Expertos señalan que Washington ya cuenta con una presencia militar suficiente en Medio Oriente para una posible operación aérea contra Irán. El portaaviones USS Abraham Lincoln, desplegado en el Mar Arábigo desde hace aproximadamente un mes, lidera un grupo de ataque que incluye nueve escuadrones de aviones F-35 Lightning II y F/A-18 Super Hornet. Se informa que el Lincoln tiene la capacidad de llevar a cabo al menos 125 misiones de bombardeo diarias.
Se espera que un segundo grupo de portaaviones, encabezado por el USS Gerald R. Ford, se dirija al Mediterráneo Oriental. El Ford, considerado el buque de guerra más grande del mundo, abandonó la región del Caribe el mes pasado tras una operación dirigida contra el líder venezolano Nicolás Maduro.
El pasado verano, el presidente estadounidense Donald Trump anunció que había dado un plazo de dos semanas para un ataque contra las instalaciones de enriquecimiento nuclear subterráneas de Irán en Fordo, pero pocos días después, el objetivo fue alcanzado por bombarderos sigilosos B-2.
CAPACIDAD DE ATAQUE DE EE. UU.
Matthew Savill, director de Ciencias Militares del Real Instituto Unido de Servicios, afirmó que los dos grupos de portaaviones combinados podrían realizar cientos de misiones diarias durante varias semanas, con una intensidad superior a la del período conocido como la “Guerra de los Doce Días”. Según Savill, incluso sin la participación del Ford, los aviones que despeguen del Lincoln podrían llevar a cabo más de 125 bombardeos diarios.
Según informa The Guardian, el despliegue actual otorga a Washington la capacidad de atacar ampliamente la infraestructura civil y militar.
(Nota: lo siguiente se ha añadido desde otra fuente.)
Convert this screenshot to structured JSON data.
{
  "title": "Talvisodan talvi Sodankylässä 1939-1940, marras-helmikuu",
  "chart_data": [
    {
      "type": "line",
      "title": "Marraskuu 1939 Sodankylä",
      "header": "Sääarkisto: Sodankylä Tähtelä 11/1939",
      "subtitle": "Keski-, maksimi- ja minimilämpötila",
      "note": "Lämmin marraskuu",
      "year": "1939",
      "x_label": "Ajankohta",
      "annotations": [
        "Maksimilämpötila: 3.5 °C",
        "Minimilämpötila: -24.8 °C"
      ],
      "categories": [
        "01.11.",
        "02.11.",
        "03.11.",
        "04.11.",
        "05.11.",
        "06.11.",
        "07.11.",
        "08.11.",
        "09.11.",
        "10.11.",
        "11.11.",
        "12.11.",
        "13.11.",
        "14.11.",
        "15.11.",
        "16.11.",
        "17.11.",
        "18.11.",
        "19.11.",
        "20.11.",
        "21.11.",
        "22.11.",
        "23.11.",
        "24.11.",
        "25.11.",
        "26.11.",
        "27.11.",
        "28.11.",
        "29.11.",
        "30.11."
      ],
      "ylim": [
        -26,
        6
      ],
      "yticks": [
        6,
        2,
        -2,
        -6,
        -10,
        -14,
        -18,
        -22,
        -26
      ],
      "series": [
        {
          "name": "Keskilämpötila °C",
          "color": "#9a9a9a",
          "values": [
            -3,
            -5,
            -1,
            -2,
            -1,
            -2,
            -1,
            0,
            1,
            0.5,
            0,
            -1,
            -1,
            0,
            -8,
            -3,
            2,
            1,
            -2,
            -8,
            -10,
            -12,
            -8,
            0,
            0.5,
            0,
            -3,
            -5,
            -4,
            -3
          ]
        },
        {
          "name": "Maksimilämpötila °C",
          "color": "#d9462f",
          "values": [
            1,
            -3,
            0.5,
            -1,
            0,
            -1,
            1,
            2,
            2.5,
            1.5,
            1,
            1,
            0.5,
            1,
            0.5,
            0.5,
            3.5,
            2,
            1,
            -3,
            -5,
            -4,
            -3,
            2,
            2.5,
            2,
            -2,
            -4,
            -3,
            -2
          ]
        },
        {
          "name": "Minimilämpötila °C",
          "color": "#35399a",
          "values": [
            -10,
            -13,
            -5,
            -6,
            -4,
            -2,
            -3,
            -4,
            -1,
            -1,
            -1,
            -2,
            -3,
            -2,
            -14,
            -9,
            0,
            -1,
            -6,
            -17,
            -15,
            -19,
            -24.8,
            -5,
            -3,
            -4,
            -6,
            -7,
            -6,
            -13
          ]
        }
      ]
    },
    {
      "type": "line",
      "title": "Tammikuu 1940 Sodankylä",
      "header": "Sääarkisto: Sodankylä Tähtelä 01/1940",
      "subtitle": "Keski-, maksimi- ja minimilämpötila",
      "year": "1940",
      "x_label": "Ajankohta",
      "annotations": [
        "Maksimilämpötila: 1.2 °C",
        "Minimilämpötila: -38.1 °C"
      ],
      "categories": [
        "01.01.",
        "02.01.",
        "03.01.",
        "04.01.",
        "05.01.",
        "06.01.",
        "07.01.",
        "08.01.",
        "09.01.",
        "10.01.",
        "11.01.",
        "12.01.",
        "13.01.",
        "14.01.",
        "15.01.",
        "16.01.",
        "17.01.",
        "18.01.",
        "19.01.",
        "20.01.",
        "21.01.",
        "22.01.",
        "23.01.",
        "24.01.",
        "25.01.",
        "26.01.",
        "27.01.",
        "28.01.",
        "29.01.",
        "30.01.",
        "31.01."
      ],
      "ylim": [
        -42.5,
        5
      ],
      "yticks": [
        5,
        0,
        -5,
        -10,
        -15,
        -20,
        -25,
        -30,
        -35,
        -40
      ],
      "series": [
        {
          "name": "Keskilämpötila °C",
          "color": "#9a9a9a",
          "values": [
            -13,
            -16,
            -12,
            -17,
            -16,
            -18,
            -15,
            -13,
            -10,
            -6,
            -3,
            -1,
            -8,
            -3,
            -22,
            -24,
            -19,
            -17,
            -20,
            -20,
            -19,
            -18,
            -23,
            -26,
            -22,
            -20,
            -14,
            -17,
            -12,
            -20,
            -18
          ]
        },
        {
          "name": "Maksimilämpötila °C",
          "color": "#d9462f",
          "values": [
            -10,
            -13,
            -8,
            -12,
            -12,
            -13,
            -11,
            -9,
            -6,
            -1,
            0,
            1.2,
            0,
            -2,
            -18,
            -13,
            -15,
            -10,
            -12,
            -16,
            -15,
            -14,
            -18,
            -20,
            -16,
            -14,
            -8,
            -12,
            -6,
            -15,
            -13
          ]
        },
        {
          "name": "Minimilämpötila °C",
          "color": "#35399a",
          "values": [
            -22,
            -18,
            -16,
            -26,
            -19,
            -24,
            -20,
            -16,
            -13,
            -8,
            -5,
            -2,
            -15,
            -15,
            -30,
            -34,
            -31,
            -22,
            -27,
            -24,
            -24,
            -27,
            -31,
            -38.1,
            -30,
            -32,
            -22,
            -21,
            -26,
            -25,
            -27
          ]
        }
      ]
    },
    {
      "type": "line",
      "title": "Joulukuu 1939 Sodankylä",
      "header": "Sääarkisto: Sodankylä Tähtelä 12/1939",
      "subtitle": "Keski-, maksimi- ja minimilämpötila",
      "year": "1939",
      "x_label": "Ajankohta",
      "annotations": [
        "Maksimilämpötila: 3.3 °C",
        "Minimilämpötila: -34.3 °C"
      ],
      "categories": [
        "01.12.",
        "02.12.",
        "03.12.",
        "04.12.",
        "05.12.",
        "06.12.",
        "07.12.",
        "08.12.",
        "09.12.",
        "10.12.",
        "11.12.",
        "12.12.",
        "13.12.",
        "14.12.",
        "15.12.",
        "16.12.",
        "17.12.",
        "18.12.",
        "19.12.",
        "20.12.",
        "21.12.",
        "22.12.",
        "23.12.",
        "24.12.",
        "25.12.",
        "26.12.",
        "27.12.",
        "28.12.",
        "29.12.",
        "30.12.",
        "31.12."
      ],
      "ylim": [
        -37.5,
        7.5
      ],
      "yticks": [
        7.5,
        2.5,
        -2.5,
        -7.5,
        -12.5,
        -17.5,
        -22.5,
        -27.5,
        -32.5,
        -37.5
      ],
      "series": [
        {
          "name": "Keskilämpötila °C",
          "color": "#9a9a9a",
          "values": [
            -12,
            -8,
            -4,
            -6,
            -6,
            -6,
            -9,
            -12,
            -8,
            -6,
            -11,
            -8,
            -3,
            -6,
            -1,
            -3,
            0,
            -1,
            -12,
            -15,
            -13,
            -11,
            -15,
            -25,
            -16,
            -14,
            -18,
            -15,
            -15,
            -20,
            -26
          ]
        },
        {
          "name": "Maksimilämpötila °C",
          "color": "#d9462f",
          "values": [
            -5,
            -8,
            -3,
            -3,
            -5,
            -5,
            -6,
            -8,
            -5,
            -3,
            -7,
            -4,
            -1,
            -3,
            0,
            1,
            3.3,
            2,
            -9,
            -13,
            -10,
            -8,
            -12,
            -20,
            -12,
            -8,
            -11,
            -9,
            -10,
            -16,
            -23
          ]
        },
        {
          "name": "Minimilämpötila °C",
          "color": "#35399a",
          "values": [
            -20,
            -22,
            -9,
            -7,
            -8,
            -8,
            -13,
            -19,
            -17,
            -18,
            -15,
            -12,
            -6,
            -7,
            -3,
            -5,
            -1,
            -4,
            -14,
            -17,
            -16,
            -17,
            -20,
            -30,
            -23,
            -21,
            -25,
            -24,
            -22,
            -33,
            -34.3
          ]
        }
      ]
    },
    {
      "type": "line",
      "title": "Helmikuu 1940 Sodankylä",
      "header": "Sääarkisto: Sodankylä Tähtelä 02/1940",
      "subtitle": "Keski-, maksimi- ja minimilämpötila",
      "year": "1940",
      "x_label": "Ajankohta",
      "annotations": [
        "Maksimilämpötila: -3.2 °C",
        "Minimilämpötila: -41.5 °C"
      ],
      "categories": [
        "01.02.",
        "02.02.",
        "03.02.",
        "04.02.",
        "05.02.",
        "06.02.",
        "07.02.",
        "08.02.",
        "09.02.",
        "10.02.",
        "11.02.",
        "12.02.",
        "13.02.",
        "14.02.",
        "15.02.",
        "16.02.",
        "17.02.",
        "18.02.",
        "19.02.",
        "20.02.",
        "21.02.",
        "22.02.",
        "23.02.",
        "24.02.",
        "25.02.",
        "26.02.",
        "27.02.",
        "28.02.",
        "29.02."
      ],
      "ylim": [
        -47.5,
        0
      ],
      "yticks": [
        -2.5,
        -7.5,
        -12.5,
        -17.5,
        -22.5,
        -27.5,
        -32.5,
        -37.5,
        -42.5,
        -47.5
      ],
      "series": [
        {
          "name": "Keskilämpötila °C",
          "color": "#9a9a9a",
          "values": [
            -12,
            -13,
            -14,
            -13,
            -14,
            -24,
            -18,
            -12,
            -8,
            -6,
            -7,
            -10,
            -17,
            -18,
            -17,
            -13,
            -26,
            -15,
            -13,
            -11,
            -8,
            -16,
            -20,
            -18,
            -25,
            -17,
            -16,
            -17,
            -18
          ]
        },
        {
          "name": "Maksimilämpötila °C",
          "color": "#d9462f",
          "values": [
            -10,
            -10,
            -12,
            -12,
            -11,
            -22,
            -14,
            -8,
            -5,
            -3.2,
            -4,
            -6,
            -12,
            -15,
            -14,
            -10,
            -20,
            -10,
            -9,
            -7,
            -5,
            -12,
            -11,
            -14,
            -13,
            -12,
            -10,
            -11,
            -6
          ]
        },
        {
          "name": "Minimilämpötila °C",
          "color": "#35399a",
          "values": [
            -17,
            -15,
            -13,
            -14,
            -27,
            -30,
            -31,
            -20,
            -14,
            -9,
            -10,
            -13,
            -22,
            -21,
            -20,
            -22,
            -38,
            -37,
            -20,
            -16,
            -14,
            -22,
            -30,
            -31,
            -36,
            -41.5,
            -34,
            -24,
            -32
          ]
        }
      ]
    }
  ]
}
Expertos en aviación también señalan que EE. UU. ha desplegado un número considerable de aviones militares en la región, incluyendo seis aviones E-3 Sentry AWACS de control y comando en tiempo real, trasladados desde EE. UU. y Japón a la Base Aérea Príncipe Sultán en Arabia Saudita.
AMPLIAS OPCIONES PARA EE. UU.
Se informa que las preparaciones militares ofrecen a la Casa Blanca la opción de un bombardeo más amplio que no solo se dirigiría al líder religioso iraní, Ali Jamenei, sino también a altos funcionarios y a instalaciones estratégicas.
“LA DEFENSA DE IRÁN SERÁ UN CONTRATAQUE”
Israel estaría presionando a EE. UU. para que ataque el programa de misiles balísticos de Irán, considerado uno de los elementos militares más importantes del estado persa. Se estima que Irán posee alrededor de 2.000 misiles balísticos y hasta 25 bases de lanzamiento en todo el país, de las cuales seis no se vieron afectadas por los ataques de junio.
Se afirma que la capacidad de defensa aérea de Irán es limitada y que fue neutralizada en gran medida por el ejército israelí durante los enfrentamientos del verano. Por lo tanto, se indica que la opción más fuerte para la administración de Teherán podría ser un contraataque.
“SERÁ DIFÍCIL IMPEDIR UN ATAQUE DE IRÁN”
Expertos señalan que es difícil impedir por completo las salvas de misiles balísticos, incluso con sistemas avanzados de defensa aérea, y que existen indicios de que Irán ha mejorado su precisión en los últimos enfrentamientos.
Jamenei amenazó el martes a EE. UU. con “hundir sus buques de guerra” en el mar.